# Gold an meinen Char auf einem anderen Server schicken



## dakilo (12. Oktober 2012)

Hallo

nach knapp 7 monaten WOW abstinenz habe ich nun doch wieder angefangen zu spielen
ich habe mehrere chars auf 2 servern Durotan und Blackhand

gibt es irgendeine möglichkeit das gold von durotan zu blackand u schicken?

ich habe eine reine Bankgilde auf der ca 500000g liegen und würde gern diese aufgeben und das gold an meine chars auf blackhand schicken.
ist das irgendwie möglich?

Gruß dakilo


----------



## odinxd (12. Oktober 2012)

Ich glaube die einzige Möglichkeit ist ein Chartransfer wobei es dort auch Richtlinien gab wieviel Gold man mitnehmen darf.

Habe allerdings selber vor einem Jahr zuletzt gespielt. vielleicht wurde es geändert.

Da kann ich ja gleich die Frage mit einwerfen: wie ist das mit Acc-Gear, kann man das mittlerweile versenden oder auch nur über den Umweg mit Chartransfer?


----------



## Fremder123 (12. Oktober 2012)

dakilo schrieb:


> ich habe eine reine Bankgilde auf der ca 500000g liegen und würde gern diese aufgeben und das gold an meine chars auf blackhand schicken.

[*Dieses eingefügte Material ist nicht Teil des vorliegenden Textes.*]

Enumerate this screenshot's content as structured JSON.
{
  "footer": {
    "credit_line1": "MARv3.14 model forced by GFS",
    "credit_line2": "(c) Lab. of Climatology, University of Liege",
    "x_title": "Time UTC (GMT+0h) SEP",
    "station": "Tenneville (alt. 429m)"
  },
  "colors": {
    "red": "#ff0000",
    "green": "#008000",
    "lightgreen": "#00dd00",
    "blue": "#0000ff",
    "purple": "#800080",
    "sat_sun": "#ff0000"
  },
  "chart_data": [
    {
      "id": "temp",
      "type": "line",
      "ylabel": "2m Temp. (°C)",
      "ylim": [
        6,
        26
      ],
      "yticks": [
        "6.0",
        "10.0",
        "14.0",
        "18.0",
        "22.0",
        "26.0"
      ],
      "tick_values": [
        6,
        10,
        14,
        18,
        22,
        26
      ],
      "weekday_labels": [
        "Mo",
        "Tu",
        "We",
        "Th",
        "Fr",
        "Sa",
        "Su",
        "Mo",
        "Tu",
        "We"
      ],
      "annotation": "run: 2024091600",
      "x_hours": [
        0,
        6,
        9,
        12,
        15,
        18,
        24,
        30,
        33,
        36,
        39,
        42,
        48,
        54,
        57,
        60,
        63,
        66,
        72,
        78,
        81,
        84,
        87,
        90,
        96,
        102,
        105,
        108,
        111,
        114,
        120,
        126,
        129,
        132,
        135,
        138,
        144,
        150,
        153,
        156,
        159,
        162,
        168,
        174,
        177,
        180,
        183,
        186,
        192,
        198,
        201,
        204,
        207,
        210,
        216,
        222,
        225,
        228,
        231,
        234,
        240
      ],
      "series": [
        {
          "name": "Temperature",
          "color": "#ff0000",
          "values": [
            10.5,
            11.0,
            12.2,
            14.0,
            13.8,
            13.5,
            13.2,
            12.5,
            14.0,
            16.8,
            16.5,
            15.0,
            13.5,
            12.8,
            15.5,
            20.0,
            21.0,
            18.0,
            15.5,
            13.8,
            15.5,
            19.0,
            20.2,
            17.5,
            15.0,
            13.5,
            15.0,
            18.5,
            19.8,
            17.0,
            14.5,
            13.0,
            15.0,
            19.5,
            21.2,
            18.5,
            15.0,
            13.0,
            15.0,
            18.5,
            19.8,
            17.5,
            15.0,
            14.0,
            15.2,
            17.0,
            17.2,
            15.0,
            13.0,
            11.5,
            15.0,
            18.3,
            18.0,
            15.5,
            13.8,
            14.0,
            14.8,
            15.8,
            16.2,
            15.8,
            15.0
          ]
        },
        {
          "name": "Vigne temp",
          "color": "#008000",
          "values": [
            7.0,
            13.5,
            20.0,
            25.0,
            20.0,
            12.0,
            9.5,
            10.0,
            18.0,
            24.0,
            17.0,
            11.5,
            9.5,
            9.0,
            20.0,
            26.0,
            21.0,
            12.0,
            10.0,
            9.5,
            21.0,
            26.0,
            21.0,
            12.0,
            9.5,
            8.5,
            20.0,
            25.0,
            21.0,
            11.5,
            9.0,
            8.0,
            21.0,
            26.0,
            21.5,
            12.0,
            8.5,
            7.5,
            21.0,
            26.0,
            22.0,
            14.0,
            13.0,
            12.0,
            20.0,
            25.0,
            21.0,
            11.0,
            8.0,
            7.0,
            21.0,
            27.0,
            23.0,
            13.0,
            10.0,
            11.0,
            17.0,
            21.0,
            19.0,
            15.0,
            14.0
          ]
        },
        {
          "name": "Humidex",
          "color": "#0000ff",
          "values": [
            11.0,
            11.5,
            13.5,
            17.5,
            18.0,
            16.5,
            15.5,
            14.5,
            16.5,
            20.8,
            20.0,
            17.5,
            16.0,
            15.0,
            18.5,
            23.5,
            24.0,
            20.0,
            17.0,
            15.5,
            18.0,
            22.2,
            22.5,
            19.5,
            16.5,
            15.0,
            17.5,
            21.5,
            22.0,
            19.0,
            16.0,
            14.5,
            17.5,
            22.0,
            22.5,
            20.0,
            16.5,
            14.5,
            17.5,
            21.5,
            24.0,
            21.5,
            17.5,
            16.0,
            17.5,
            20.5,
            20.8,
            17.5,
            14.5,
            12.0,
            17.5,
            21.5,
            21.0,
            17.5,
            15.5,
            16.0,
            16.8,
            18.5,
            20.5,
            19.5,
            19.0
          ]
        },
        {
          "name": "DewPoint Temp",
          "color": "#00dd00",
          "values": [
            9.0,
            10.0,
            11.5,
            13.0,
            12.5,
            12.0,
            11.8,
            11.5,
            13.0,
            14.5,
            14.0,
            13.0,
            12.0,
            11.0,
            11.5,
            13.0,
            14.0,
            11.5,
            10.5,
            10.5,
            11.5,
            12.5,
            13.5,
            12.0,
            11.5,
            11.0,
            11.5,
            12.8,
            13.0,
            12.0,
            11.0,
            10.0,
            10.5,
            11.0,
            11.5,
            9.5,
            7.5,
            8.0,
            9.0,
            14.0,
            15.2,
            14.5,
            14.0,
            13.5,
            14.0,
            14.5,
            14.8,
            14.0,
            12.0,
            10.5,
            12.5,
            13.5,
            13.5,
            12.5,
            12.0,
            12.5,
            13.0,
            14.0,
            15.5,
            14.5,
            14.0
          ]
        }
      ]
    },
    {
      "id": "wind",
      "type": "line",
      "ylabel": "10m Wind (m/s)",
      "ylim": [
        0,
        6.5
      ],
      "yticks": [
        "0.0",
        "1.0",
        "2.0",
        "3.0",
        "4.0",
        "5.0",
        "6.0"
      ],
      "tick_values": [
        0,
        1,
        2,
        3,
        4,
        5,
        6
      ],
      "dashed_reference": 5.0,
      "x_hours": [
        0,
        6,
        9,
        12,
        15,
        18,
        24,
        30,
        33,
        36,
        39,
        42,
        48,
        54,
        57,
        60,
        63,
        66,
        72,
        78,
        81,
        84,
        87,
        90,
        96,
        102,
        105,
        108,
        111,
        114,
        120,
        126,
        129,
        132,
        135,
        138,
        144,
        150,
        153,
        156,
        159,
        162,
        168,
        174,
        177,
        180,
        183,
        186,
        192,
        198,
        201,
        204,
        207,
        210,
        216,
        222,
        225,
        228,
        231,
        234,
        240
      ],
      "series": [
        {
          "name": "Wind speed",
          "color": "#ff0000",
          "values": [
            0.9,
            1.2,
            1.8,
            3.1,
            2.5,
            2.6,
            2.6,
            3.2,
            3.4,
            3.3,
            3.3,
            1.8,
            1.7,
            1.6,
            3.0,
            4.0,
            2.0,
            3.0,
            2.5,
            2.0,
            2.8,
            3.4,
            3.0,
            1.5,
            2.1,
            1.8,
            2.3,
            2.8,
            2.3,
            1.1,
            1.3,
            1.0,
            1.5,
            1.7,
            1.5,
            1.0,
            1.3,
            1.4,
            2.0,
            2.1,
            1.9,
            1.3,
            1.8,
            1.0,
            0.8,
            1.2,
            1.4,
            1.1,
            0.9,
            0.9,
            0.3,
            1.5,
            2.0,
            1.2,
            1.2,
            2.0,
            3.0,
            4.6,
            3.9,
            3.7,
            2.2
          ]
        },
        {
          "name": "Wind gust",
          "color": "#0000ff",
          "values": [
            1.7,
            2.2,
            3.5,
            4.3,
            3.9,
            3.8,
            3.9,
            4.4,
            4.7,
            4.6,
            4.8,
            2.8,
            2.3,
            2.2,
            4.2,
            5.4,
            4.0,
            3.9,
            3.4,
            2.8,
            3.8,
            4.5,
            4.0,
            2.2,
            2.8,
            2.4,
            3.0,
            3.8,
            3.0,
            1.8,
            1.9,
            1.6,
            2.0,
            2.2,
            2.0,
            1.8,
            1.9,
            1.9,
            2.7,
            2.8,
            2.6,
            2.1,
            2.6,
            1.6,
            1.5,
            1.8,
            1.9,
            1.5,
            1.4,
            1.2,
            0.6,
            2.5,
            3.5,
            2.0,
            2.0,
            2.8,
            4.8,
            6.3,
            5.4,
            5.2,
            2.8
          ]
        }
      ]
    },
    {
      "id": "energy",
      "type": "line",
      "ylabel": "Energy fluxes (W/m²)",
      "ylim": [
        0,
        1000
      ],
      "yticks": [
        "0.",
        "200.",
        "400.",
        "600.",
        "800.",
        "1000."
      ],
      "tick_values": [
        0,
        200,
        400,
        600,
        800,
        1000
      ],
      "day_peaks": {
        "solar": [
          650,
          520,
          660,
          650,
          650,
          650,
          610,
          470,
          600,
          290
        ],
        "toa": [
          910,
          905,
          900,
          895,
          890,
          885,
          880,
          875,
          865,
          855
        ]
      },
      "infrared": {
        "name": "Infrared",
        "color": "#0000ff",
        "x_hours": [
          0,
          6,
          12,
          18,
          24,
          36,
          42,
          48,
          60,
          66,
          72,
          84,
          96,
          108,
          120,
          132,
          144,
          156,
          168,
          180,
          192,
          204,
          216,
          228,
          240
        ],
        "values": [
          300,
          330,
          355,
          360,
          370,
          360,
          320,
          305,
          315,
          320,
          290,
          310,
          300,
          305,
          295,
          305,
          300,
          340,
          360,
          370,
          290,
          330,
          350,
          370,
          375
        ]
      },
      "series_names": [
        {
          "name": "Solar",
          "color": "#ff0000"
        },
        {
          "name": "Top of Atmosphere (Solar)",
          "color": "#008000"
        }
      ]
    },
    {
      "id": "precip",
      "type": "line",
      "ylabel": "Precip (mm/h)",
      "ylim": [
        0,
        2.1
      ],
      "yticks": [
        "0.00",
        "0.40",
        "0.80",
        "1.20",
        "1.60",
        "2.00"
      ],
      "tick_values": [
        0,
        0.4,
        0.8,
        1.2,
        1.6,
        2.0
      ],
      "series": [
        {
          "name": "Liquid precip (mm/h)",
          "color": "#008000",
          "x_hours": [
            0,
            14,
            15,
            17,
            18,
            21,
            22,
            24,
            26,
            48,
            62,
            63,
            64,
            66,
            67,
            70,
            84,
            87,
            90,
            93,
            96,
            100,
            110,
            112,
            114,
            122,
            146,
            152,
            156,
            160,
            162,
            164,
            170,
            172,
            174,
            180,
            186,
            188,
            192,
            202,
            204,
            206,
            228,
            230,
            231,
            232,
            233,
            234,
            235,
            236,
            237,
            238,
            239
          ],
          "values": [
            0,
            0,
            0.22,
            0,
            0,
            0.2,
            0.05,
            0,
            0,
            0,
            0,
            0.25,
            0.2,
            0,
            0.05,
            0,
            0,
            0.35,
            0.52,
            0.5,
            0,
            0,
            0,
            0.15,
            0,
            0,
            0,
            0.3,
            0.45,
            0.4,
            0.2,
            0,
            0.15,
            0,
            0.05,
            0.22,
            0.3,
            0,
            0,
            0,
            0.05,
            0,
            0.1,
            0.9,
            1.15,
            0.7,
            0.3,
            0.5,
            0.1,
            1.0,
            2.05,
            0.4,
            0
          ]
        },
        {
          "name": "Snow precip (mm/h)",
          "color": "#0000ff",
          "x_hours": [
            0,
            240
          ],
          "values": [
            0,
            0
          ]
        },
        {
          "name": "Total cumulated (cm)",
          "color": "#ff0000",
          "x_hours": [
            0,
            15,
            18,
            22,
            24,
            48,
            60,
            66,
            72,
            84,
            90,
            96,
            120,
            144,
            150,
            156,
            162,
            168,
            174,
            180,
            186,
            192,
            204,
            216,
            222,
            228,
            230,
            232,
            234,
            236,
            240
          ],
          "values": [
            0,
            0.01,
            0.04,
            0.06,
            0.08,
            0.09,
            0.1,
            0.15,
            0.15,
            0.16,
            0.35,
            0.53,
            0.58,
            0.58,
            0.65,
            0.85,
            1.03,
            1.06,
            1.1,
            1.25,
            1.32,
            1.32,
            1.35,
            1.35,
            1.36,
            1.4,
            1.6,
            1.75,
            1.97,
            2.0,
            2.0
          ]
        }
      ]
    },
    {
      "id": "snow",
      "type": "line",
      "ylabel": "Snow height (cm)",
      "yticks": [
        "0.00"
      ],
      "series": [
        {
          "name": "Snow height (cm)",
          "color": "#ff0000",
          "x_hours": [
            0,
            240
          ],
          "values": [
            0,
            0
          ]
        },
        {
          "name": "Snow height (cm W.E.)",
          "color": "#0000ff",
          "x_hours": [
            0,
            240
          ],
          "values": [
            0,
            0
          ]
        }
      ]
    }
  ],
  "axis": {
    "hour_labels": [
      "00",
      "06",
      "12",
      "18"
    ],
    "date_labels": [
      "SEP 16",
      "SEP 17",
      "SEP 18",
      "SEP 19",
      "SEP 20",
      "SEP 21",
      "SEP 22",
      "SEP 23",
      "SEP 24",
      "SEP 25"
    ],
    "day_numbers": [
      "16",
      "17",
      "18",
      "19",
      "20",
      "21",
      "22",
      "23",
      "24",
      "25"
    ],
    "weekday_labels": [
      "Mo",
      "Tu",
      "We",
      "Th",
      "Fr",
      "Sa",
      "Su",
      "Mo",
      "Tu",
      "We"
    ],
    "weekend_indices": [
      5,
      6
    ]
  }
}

Odinxd sagt es schon. Ginge nur, wenn ein Charakter (oder mehrere) kostenpflichtig den Server wechseln würden. Die maximale Goldmenge, die man mitnehmen kann, liegt meines Wissens bei 50.000, aber 100%ig sicher bin ich da nicht. Gilt auch für Account-Items jeglicher Coleur (Erbstücke, Archäologie-Items, Inschriften-Stäbe usw.).

Kurz: Es kann nichts von Server zu Server per Post verschickt werden, da kommt stets eine rote Fehlermeldung. Dass das Wort "accountgebunden" somit ad absurdum geführt wird... die Diskussion hatten wir schon.


----------



## Grüne Brille (12. Oktober 2012)

Afaik ist die Goldmenge bei Chartransfers immer noch begrenzt. Eine Möglichkeit wäre, von dem Gold Sachen (TCG-Mounts, Haustiere, etc.) zu kaufen und die auf dem neuen Server zu verkaufen.


----------



## Pethry (12. Oktober 2012)

Gibt doch jetzt auch Gildentransfers soweit ich weiß, vllt kannste damit mehr Gold mitnehmen. Habe mich damit aber noch nie sehr beschäftig.


----------



## Dixel (12. Oktober 2012)

Hier: https://eu.battle.net/account/pgs-instructions.html?l=WoW2&r=EU

Bin gestern zufällig darüber gestolpert.


----------



## Flachtyp (13. Oktober 2012)

Ab lvl 80(oder etwas früher) darf 1 Char maximal 50k Gold mitnehmen.


----------